Le leader d’Aqmi Abou Moussaab Abdel Wadoud, alias Abdelmalek Droukdal, à une date non précisée — afp.com

« Le 3 juin, les forces armées françaises, avec le soutien de leurs partenaires, ont neutralisé l’émir d’Al-Qaida au Maghreb islamique (AQMI), Abdelmalek Droukdal et plusieurs de ses proches collaborateurs, lors d’une opération dans le nord du Mali », a annoncé Florence Parly vendredi soir.

Abdelmalek Droukdal (Abou Moussaab Abdel Wadoud), « membre du comité directeur d’Al-Qaida, commandait l’ensemble des groupes qaïdistes d’Afrique du Nord et de la bande sahélienne, dont le JNIM, l’un des principaux groupes terroristes actifs au Sahel », écrit la ministre des armées. Ce chef algérien historique du djihad au Maghreb, commandant de plusieurs groupes djihadistes sahéliens, a été tué jeudi au nord-ouest de la ville malienne de Tessalit, a appris l’AFP.

Un cadre djihadiste capturé

Le chef d’AQMI, dont le nom est parfois aussi orthographié Droukdel, a reçu l’allégeance de plusieurs groupes djihadistes actifs au Sahel, rassemblés depuis 2017 au sein du Groupe de soutien à l’islam et aux musulmans (GSIM), dirigé par le touareg malien Iyad Ag Ghaly. La France revendique également vendredi soir la capture d’un « cadre important de l’EIGS », le groupe djihadiste Etat islamique au Grand Sahara, rival du GSIM au Sahel et désigné ennemi numéro un par Paris.
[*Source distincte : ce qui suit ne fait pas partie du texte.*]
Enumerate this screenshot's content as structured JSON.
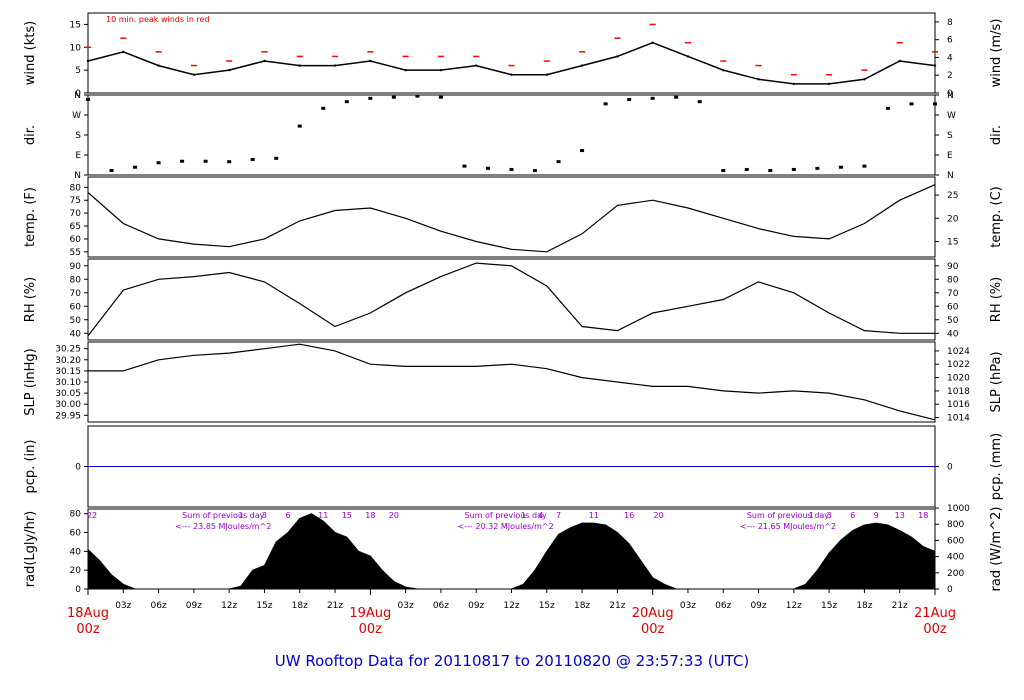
{
  "footer": {
    "title": "UW Rooftop Data for 20110817  to  20110820 @ 23:57:33  (UTC)"
  },
  "chart_data": [
    {
      "type": "line",
      "panel": "wind",
      "ylabel_left": "wind (kts)",
      "ylabel_right": "wind (m/s)",
      "ylim": [
        0,
        17.5
      ],
      "yticks_left": [
        0,
        5,
        10,
        15
      ],
      "yticks_right_labels": [
        "0",
        "2",
        "4",
        "6",
        "8"
      ],
      "yticks_right_values_kts": [
        0,
        3.89,
        7.78,
        11.66,
        15.55
      ],
      "annotation": "10 min. peak winds in red",
      "colors": {
        "line": "#000000",
        "peak": "#ff0000"
      },
      "series": [
        {
          "name": "",
          "x_hours": [
            0,
            3,
            6,
            9,
            12,
            15,
            18,
            21,
            24,
            27,
            30,
            33,
            36,
            39,
            42,
            45,
            48,
            51,
            54,
            57,
            60,
            63,
            66,
            69,
            72
          ],
          "values": [
            7,
            9,
            6,
            4,
            5,
            7,
            6,
            6,
            7,
            5,
            5,
            6,
            4,
            4,
            6,
            8,
            11,
            8,
            5,
            3,
            2,
            2,
            3,
            7,
            6
          ]
        },
        {
          "name": "",
          "x_hours": [
            0,
            3,
            6,
            9,
            12,
            15,
            18,
            21,
            24,
            27,
            30,
            33,
            36,
            39,
            42,
            45,
            48,
            51,
            54,
            57,
            60,
            63,
            66,
            69,
            72
          ],
          "values": [
            10,
            12,
            9,
            6,
            7,
            9,
            8,
            8,
            9,
            8,
            8,
            8,
            6,
            7,
            9,
            12,
            15,
            11,
            7,
            6,
            4,
            4,
            5,
            11,
            9
          ]
        }
      ]
    },
    {
      "type": "scatter",
      "panel": "direction",
      "ylabel_left": "dir.",
      "ylabel_right": "dir.",
      "ytick_labels": [
        "N",
        "W",
        "S",
        "E",
        "N"
      ],
      "ylim": [
        0,
        360
      ],
      "x_hours": [
        0,
        2,
        4,
        6,
        8,
        10,
        12,
        14,
        16,
        18,
        20,
        22,
        24,
        26,
        28,
        30,
        32,
        34,
        36,
        38,
        40,
        42,
        44,
        46,
        48,
        50,
        52,
        54,
        56,
        58,
        60,
        62,
        64,
        66,
        68,
        70,
        72
      ],
      "values": [
        340,
        20,
        35,
        55,
        62,
        62,
        60,
        70,
        75,
        220,
        300,
        330,
        345,
        350,
        355,
        350,
        40,
        30,
        25,
        20,
        60,
        110,
        320,
        340,
        345,
        350,
        330,
        20,
        25,
        20,
        25,
        30,
        35,
        40,
        300,
        320,
        320
      ]
    },
    {
      "type": "line",
      "panel": "temperature",
      "ylabel_left": "temp. (F)",
      "ylabel_right": "temp. (C)",
      "ylim": [
        53,
        84
      ],
      "yticks_left": [
        55,
        60,
        65,
        70,
        75,
        80
      ],
      "yticks_right_labels": [
        "15",
        "20",
        "25"
      ],
      "yticks_right_values_f": [
        59,
        68,
        77
      ],
      "x_hours": [
        0,
        3,
        6,
        9,
        12,
        15,
        18,
        21,
        24,
        27,
        30,
        33,
        36,
        39,
        42,
        45,
        48,
        51,
        54,
        57,
        60,
        63,
        66,
        69,
        72
      ],
      "values": [
        78,
        66,
        60,
        58,
        57,
        60,
        67,
        71,
        72,
        68,
        63,
        59,
        56,
        55,
        62,
        73,
        75,
        72,
        68,
        64,
        61,
        60,
        66,
        75,
        81
      ]
    },
    {
      "type": "line",
      "panel": "relative-humidity",
      "ylabel_left": "RH (%)",
      "ylabel_right": "RH (%)",
      "ylim": [
        35,
        95
      ],
      "yticks_left": [
        40,
        50,
        60,
        70,
        80,
        90
      ],
      "yticks_right_labels": [
        "40",
        "50",
        "60",
        "70",
        "80",
        "90"
      ],
      "yticks_right_values": [
        40,
        50,
        60,
        70,
        80,
        90
      ],
      "x_hours": [
        0,
        3,
        6,
        9,
        12,
        15,
        18,
        21,
        24,
        27,
        30,
        33,
        36,
        39,
        42,
        45,
        48,
        51,
        54,
        57,
        60,
        63,
        66,
        69,
        72
      ],
      "values": [
        38,
        72,
        80,
        82,
        85,
        78,
        62,
        45,
        55,
        70,
        82,
        92,
        90,
        75,
        45,
        42,
        55,
        60,
        65,
        78,
        70,
        55,
        42,
        40,
        40
      ]
    },
    {
      "type": "line",
      "panel": "sea-level-pressure",
      "ylabel_left": "SLP (inHg)",
      "ylabel_right": "SLP (hPa)",
      "ylim": [
        29.92,
        30.28
      ],
      "yticks_left": [
        29.95,
        30.0,
        30.05,
        30.1,
        30.15,
        30.2,
        30.25
      ],
      "yticks_left_labels": [
        "29.95",
        "30.00",
        "30.05",
        "30.10",
        "30.15",
        "30.20",
        "30.25"
      ],
      "yticks_right_labels": [
        "1014",
        "1016",
        "1018",
        "1020",
        "1022",
        "1024"
      ],
      "yticks_right_values_inhg": [
        29.94,
        30.0,
        30.06,
        30.12,
        30.18,
        30.24
      ],
      "x_hours": [
        0,
        3,
        6,
        9,
        12,
        15,
        18,
        21,
        24,
        27,
        30,
        33,
        36,
        39,
        42,
        45,
        48,
        51,
        54,
        57,
        60,
        63,
        66,
        69,
        72
      ],
      "values": [
        30.15,
        30.15,
        30.2,
        30.22,
        30.23,
        30.25,
        30.27,
        30.24,
        30.18,
        30.17,
        30.17,
        30.17,
        30.18,
        30.16,
        30.12,
        30.1,
        30.08,
        30.08,
        30.06,
        30.05,
        30.06,
        30.05,
        30.02,
        29.97,
        29.93
      ]
    },
    {
      "type": "line",
      "panel": "precipitation",
      "ylabel_left": "pcp. (in)",
      "ylabel_right": "pcp. (mm)",
      "ytick_left_label": "0",
      "ytick_right_label": "0",
      "colors": {
        "line": "#0000cc"
      },
      "x_hours": [
        0,
        72
      ],
      "values": [
        0,
        0
      ]
    },
    {
      "type": "area",
      "panel": "radiation",
      "ylabel_left": "rad(Lgly/hr)",
      "ylabel_right": "rad (W/m^2)",
      "ylim": [
        0,
        85
      ],
      "yticks_left": [
        0,
        20,
        40,
        60,
        80
      ],
      "yticks_right_labels": [
        "0",
        "200",
        "400",
        "600",
        "800",
        "1000"
      ],
      "yticks_right_values": [
        0,
        17.2,
        34.4,
        51.6,
        68.8,
        86
      ],
      "sum_labels": [
        {
          "heading": "Sum of previous day",
          "value": "<--- 23.85 MJoules/m^2"
        },
        {
          "heading": "Sum of previous day",
          "value": "<--- 20.32 MJoules/m^2"
        },
        {
          "heading": "Sum of previous day",
          "value": "<--- 21.65 MJoules/m^2"
        }
      ],
      "hour_labels": [
        {
          "hour": 0,
          "label": "22"
        },
        {
          "hour": 13,
          "label": "1"
        },
        {
          "hour": 15,
          "label": "3"
        },
        {
          "hour": 17,
          "label": "6"
        },
        {
          "hour": 20,
          "label": "11"
        },
        {
          "hour": 22,
          "label": "15"
        },
        {
          "hour": 24,
          "label": "18"
        },
        {
          "hour": 26,
          "label": "20"
        },
        {
          "hour": 37,
          "label": "1"
        },
        {
          "hour": 38.5,
          "label": "4"
        },
        {
          "hour": 40,
          "label": "7"
        },
        {
          "hour": 43,
          "label": "11"
        },
        {
          "hour": 46,
          "label": "16"
        },
        {
          "hour": 48.5,
          "label": "20"
        },
        {
          "hour": 61.5,
          "label": "1"
        },
        {
          "hour": 63,
          "label": "3"
        },
        {
          "hour": 65,
          "label": "6"
        },
        {
          "hour": 67,
          "label": "9"
        },
        {
          "hour": 69,
          "label": "13"
        },
        {
          "hour": 71,
          "label": "18"
        }
      ],
      "x_hours": [
        0,
        1,
        2,
        3,
        4,
        12,
        13,
        14,
        15,
        16,
        17,
        18,
        19,
        20,
        21,
        22,
        23,
        24,
        25,
        26,
        27,
        28,
        36,
        37,
        38,
        39,
        40,
        41,
        42,
        43,
        44,
        45,
        46,
        47,
        48,
        49,
        50,
        60,
        61,
        62,
        63,
        64,
        65,
        66,
        67,
        68,
        69,
        70,
        71,
        72
      ],
      "values": [
        42,
        30,
        15,
        5,
        0,
        0,
        3,
        20,
        25,
        50,
        60,
        75,
        80,
        72,
        60,
        55,
        40,
        35,
        20,
        8,
        2,
        0,
        0,
        5,
        20,
        40,
        58,
        65,
        70,
        70,
        68,
        60,
        48,
        30,
        12,
        5,
        0,
        0,
        5,
        20,
        38,
        52,
        62,
        68,
        70,
        68,
        62,
        55,
        45,
        40
      ]
    }
  ],
  "x_axis": {
    "minor_labels": [
      "03z",
      "06z",
      "09z",
      "12z",
      "15z",
      "18z",
      "21z",
      "03z",
      "06z",
      "09z",
      "12z",
      "15z",
      "18z",
      "21z",
      "03z",
      "06z",
      "09z",
      "12z",
      "15z",
      "18z",
      "21z"
    ],
    "minor_hours": [
      3,
      6,
      9,
      12,
      15,
      18,
      21,
      27,
      30,
      33,
      36,
      39,
      42,
      45,
      51,
      54,
      57,
      60,
      63,
      66,
      69
    ],
    "day_labels": [
      {
        "hour": 0,
        "date": "18Aug",
        "time": "00z"
      },
      {
        "hour": 24,
        "date": "19Aug",
        "time": "00z"
      },
      {
        "hour": 48,
        "date": "20Aug",
        "time": "00z"
      },
      {
        "hour": 72,
        "date": "21Aug",
        "time": "00z"
      }
    ],
    "xlim_hours": [
      0,
      72
    ]
  }
}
« Les opérations contre l’Etat islamique au Grand Sahara, l’autre grande menace terroriste dans la région, se poursuivent également. Le 19 mai dernier, les forces armées françaises ont capturé Mohamed el Mrabat, vétéran du djihad au Sahel et cadre important de l’EIGS », annonce Parly dans un autre tweet.

La force française antidjihadiste Barkhane, forte de plus de 5.000 militaires, multiplie ces derniers mois les offensives au Sahel, pour tenter d’enrayer la spirale de violences qui, mêlées à des conflits intercommunautaires, ont fait 4.000 morts au Mali, au Niger et au Burkina Faso l’an dernier, cinq fois plus qu’en 2016 selon l’ONU.